2nd March 2017
User Experience — it’s a love, hate thing…
I’m really beginning to dislike the term User Experience (UX) in relation to digital design, it’s overuse and mis-interpretation is not only alarming, but just plain annoying. Don’t get me wrong, it’s important and as the title of this post suggests, I am not against it. In fact I often use it to explain what I do or more importantly what my designs do, but that right there is my point. Good design is good user experience.
The love
Creating something that a user likes and finds an enjoyable experience is part of the joy of being a designer. It’s the joy for all creatives, it’s why designers design and developers code. Generally I work on user experience everyday, whether it be a website or a brochure, the aim is always to create a good user experience. Designing user interfaces and systems that solve problems for users and make it simple and easy to use is a major part of the appeal for me.
Equally I enjoy the different events, talks and blogs that are available, especially around the North East of England where I am based. User experience in particular seems to be the hot topic within this sort of thing and I certainly find them interesting. They often give great insight into running a design agency in Newcastle and into how other people approach the problems faced in certain projects and personally help inspire me to push myself further.
I am even writing a blog post about it, so there is definitely some love in here somewhere.
The hate
At times it feels like we are slowly allowing user experience to dictate design rather than letting the design dictate the user experience. Some of the best websites out there push the boundaries of the web and that is the way it should always be, after all that is how we are where we are. The hamburger navigation had to start somewhere, right?
As designers we can’t let this constant desire for a good user experience stifle the creativity and innovation that is needed in web design. We can still apply the principles of good user experience design to this, it just doesn’t need to impede as much as I worry it does. I have been guilty of it in the past, spending time on research, sitemaps and wireframes because I thought that is what you have to do. So much so that there is no time to do the best bit… create.
I am not saying sitemaps or wireframes don’t have a place as they most certainly do. One of my latest projects was a system for purchasing tickets and we wireframed the whole ordering process page by page, but only after we had a design direction that we loved. Wireframes, personas, user testing all add to understanding the experience you are creating but they alone aren’t user experience design. They are just part of a logical design process. Equally I am not suggesting that user experience design is only about a beautifully presented set of wireframes but this is exactly what I mean by mis-interpretation.
Some people are trying to convert something as free as an experience into a tangible object.
Because of this too many websites are beginning to look the same purely because we think that’s what a website with a good user experience looks like, and for me that is the wrong approach. In fact in my opinion the very essence of doing that can actually create a bad user experience.

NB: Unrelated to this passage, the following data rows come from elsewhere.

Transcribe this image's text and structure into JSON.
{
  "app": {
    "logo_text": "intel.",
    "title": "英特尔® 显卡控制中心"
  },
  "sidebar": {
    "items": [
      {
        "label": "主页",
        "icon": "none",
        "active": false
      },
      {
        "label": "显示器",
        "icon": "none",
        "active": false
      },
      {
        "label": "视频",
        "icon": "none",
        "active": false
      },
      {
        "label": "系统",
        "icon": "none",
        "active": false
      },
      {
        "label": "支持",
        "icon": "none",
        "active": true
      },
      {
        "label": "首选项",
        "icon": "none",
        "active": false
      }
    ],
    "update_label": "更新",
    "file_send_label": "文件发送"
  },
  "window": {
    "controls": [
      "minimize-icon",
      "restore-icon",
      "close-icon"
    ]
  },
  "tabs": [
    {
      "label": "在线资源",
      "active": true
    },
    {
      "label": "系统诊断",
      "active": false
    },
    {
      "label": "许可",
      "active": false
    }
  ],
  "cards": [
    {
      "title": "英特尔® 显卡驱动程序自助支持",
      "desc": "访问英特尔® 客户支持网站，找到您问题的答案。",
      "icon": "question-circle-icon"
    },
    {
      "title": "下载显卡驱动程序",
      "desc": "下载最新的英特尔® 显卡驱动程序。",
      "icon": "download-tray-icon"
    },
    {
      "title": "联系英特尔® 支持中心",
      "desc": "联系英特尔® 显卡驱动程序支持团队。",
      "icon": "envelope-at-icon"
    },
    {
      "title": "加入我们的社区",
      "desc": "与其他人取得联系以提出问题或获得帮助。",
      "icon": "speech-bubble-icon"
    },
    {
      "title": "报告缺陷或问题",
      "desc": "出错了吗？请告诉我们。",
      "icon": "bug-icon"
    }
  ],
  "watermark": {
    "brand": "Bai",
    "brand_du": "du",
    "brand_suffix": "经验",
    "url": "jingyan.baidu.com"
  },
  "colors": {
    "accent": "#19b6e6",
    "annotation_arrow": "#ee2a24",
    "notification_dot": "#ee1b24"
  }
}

We are beginning to see a lot more designated User Experience teams and roles, which in my opinion doesn’t always make a great deal of sense. I understand the need to quantify it however user experience is an approach, it’s a mindset that everyone on the project should have. Of course you can have a specialist, someone who’s job it is to have the knowledge and make the final call but essentially we are all user experience designers.

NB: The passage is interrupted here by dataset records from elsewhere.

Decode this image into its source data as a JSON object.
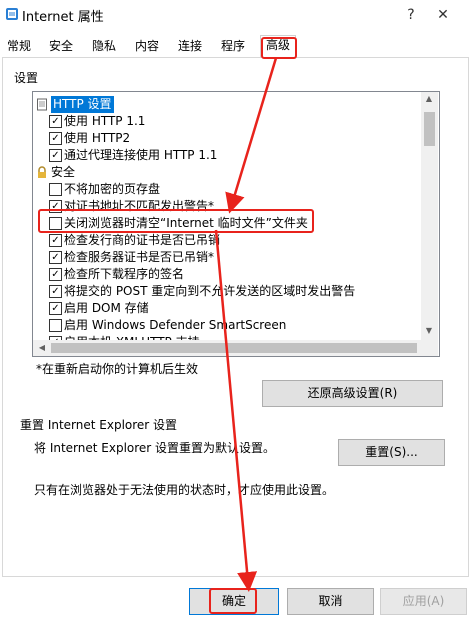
{
  "window": {
    "title": "Internet 属性",
    "help": "?",
    "close": "✕"
  },
  "tabs": [
    "常规",
    "安全",
    "隐私",
    "内容",
    "连接",
    "程序",
    "高级"
  ],
  "settings": {
    "label": "设置",
    "rows": [
      {
        "type": "group",
        "icon": "page-icon",
        "text": "HTTP 设置",
        "selected": true
      },
      {
        "type": "check",
        "checked": true,
        "text": "使用 HTTP 1.1"
      },
      {
        "type": "check",
        "checked": true,
        "text": "使用 HTTP2"
      },
      {
        "type": "check",
        "checked": true,
        "text": "通过代理连接使用 HTTP 1.1"
      },
      {
        "type": "group",
        "icon": "lock-icon",
        "text": "安全"
      },
      {
        "type": "check",
        "checked": false,
        "text": "不将加密的页存盘"
      },
      {
        "type": "check",
        "checked": true,
        "text": "对证书地址不匹配发出警告*"
      },
      {
        "type": "check",
        "checked": false,
        "text": "关闭浏览器时清空“Internet 临时文件”文件夹"
      },
      {
        "type": "check",
        "checked": true,
        "text": "检查发行商的证书是否已吊销"
      },
      {
        "type": "check",
        "checked": true,
        "text": "检查服务器证书是否已吊销*"
      },
      {
        "type": "check",
        "checked": true,
        "text": "检查所下载程序的签名"
      },
      {
        "type": "check",
        "checked": true,
        "text": "将提交的 POST 重定向到不允许发送的区域时发出警告"
      },
      {
        "type": "check",
        "checked": true,
        "text": "启用 DOM 存储"
      },
      {
        "type": "check",
        "checked": false,
        "text": "启用 Windows Defender SmartScreen"
      },
      {
        "type": "check",
        "checked": true,
        "text": "启用本机 XMLHTTP 支持"
      }
    ],
    "restart_note": "*在重新启动你的计算机后生效",
    "restore_button": "还原高级设置(R)"
  },
  "reset": {
    "heading": "重置 Internet Explorer 设置",
    "description": "将 Internet Explorer 设置重置为默认设置。",
    "button": "重置(S)...",
    "warning": "只有在浏览器处于无法使用的状态时，才应使用此设置。"
  },
  "footer": {
    "ok": "确定",
    "cancel": "取消",
    "apply": "应用(A)"
  },
  "colors": {
    "annotation": "#e8231c",
    "selection": "#0078d7"
  }
}
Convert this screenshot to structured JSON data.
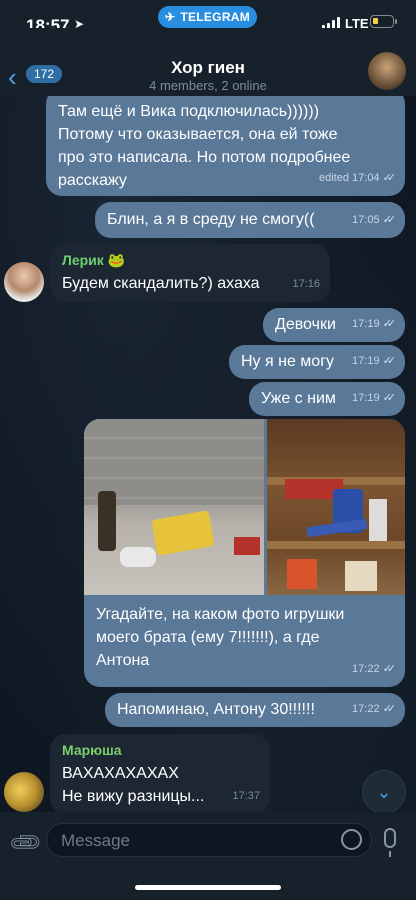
{
  "status_bar": {
    "time": "18:57",
    "pill": "TELEGRAM",
    "network": "LTE"
  },
  "header": {
    "back_count": "172",
    "title": "Хор гиен",
    "subtitle": "4 members, 2 online"
  },
  "messages": [
    {
      "type": "outgoing",
      "lines": [
        "Там ещё и Вика подключилась))))))",
        "Потому что оказывается, она ей тоже",
        "про это написала. Но потом подробнее",
        "расскажу"
      ],
      "time": "edited 17:04"
    },
    {
      "type": "outgoing",
      "text": "Блин, а я в среду не смогу((",
      "time": "17:05"
    },
    {
      "type": "incoming",
      "sender": "Лерик 🐸",
      "text": "Будем скандалить?) ахаха",
      "time": "17:16"
    },
    {
      "type": "outgoing",
      "text": "Девочки",
      "time": "17:19"
    },
    {
      "type": "outgoing",
      "text": "Ну я не могу",
      "time": "17:19"
    },
    {
      "type": "outgoing",
      "text": "Уже с ним",
      "time": "17:19"
    },
    {
      "type": "outgoing_photo",
      "lines": [
        "Угадайте, на каком фото игрушки",
        "моего брата (ему 7!!!!!!!), а где",
        "Антона"
      ],
      "time": "17:22"
    },
    {
      "type": "outgoing",
      "text": "Напоминаю, Антону 30!!!!!!",
      "time": "17:22"
    },
    {
      "type": "incoming",
      "sender": "Марюша",
      "lines": [
        "ВАХАХАХАХАХ",
        "Не вижу разницы..."
      ],
      "time": "17:37"
    }
  ],
  "input": {
    "placeholder": "Message"
  },
  "icons": [
    "back-chevron-icon",
    "attach-icon",
    "sticker-icon",
    "microphone-icon",
    "scroll-down-icon",
    "read-checkmarks-icon"
  ],
  "colors": {
    "background": "#0e1621",
    "outgoing_bubble": "#5a7898",
    "incoming_bubble": "#1c2733",
    "accent": "#4fa3e8",
    "sender_green": "#6fd06f"
  }
}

We have to treat every experience in relation to the project not in relation to the web. The good designs and the good experiences all have one thing in common, they focus on the project itself, it’s goals and it’s aspirations. The good experience simply flows from the good design. And let’s not assume that an experience starts and stops solely for the duration of a user being in the browser — after all you can have the best contact form in the world but if the user never gets a response then what’s the point?
The struggle
User experience exists, it’s real and to that end we need a term that represents it. We have created so many buzzwords and descriptions for our craft that they all often overlap with one another. Has user experience just been the term that has stuck? Maybe.

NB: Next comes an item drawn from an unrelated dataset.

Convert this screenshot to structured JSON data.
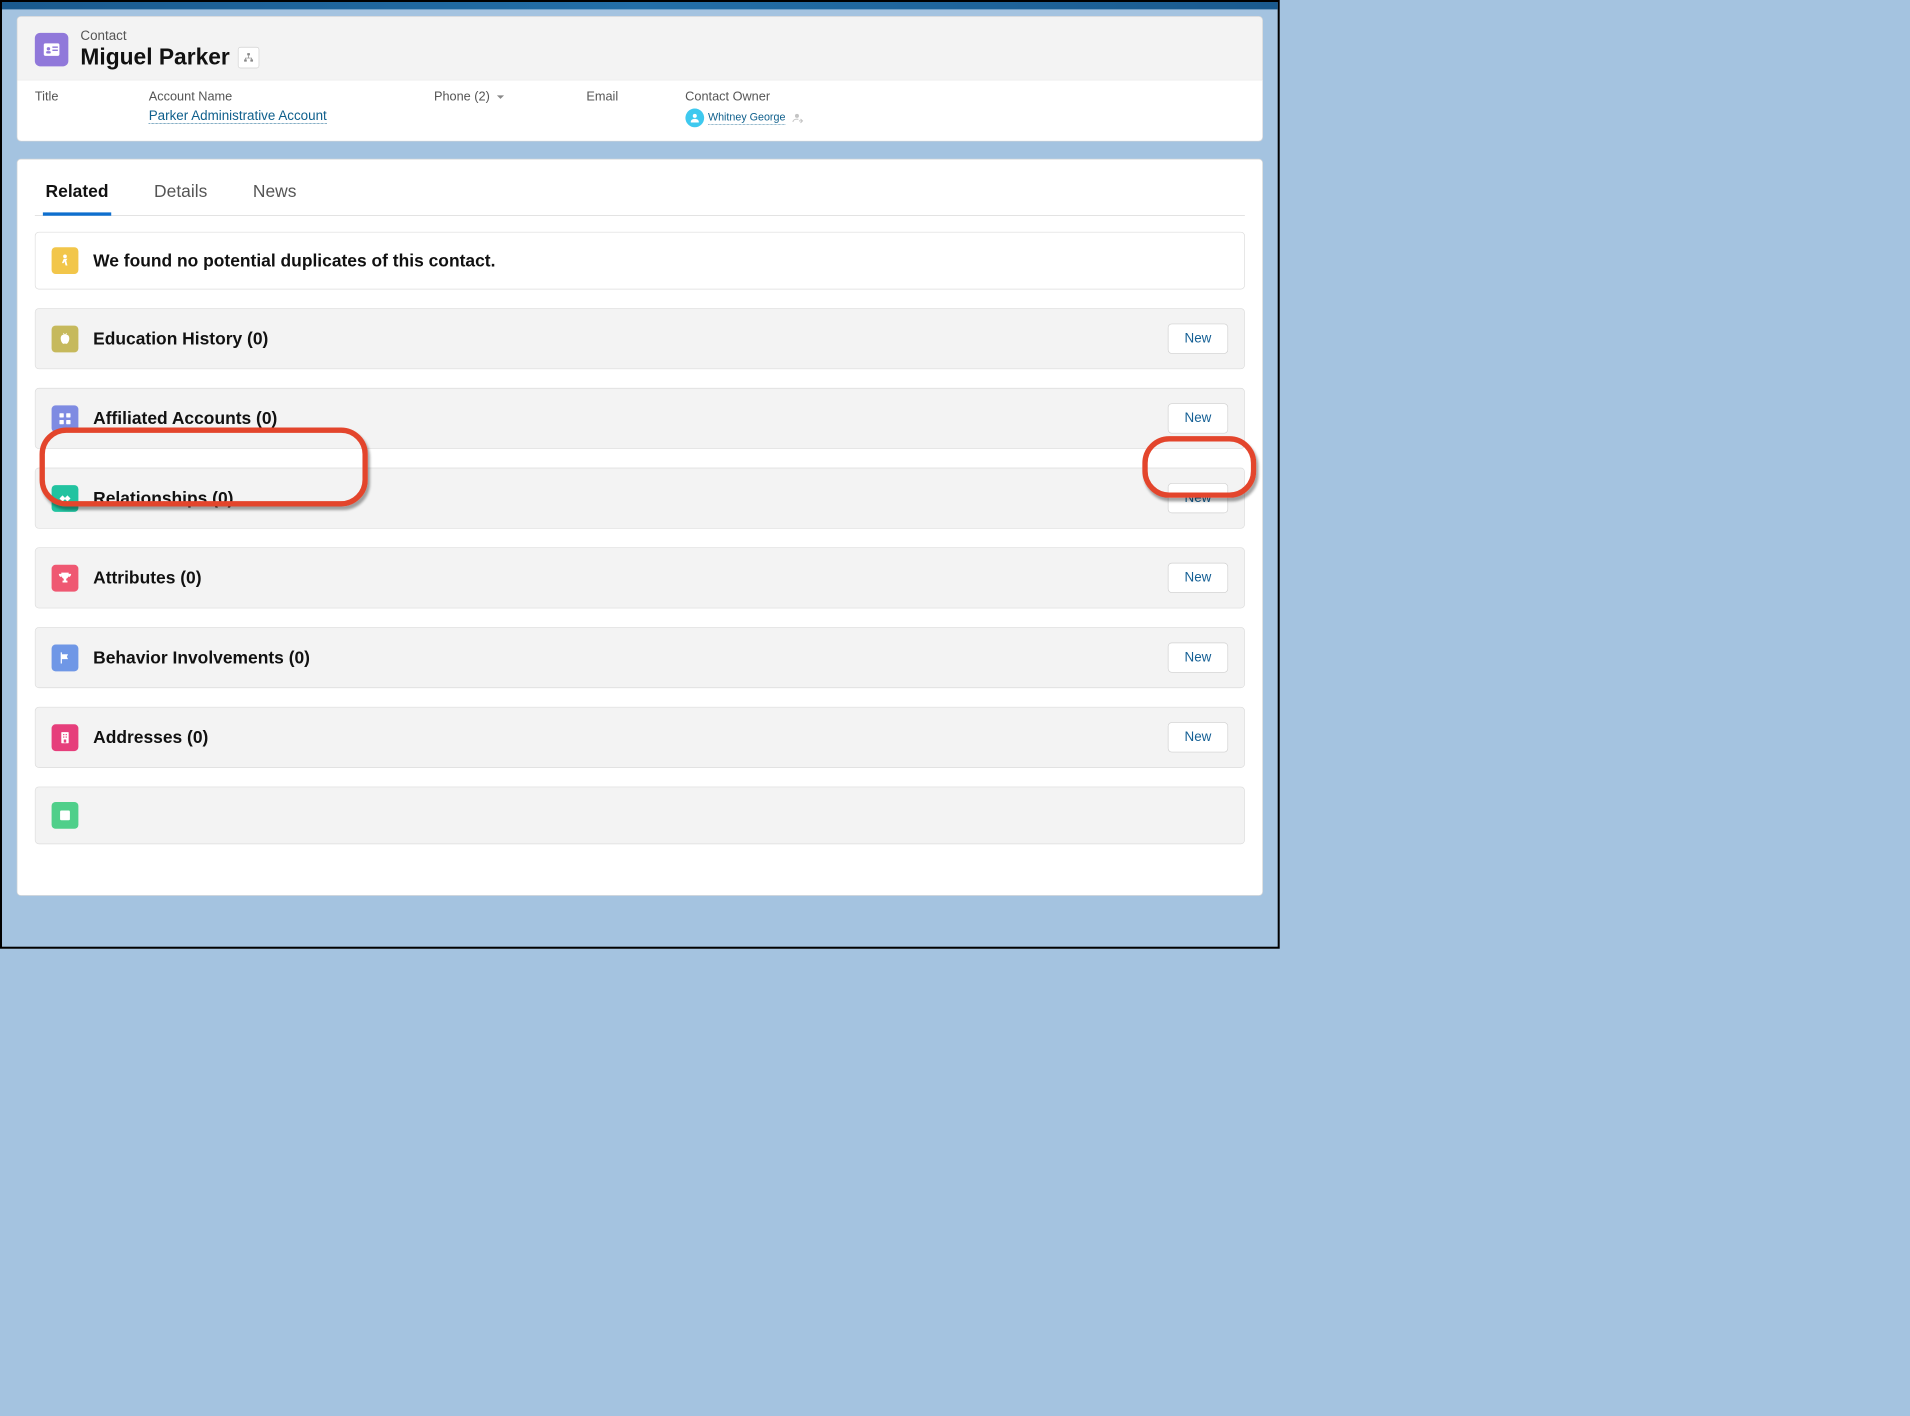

I totally see it’s benefit to a project, especially with the increase in e-commerce and apps. Understanding what users like and dislike about your product is crucial, of course it is. However I just feel we are blurring the lines of what user experience is and what it needs to be. It feels like it has been put on a pedestal and personally a majority of the time I don’t see anything that is being done that is any different to what good designers do daily on every project.
I suppose this post is written out of frustration that more and more people are perceiving designers to be the ones who just paint pretty pictures. As if the decisions made when we craft a user interface are purely “what we thought looked nice.” If you’re a designer, developer or even a more trendy ‘website architect’ (who knows what they do!) and you aren’t designing with your users experience in mind, then I’d question what you are doing.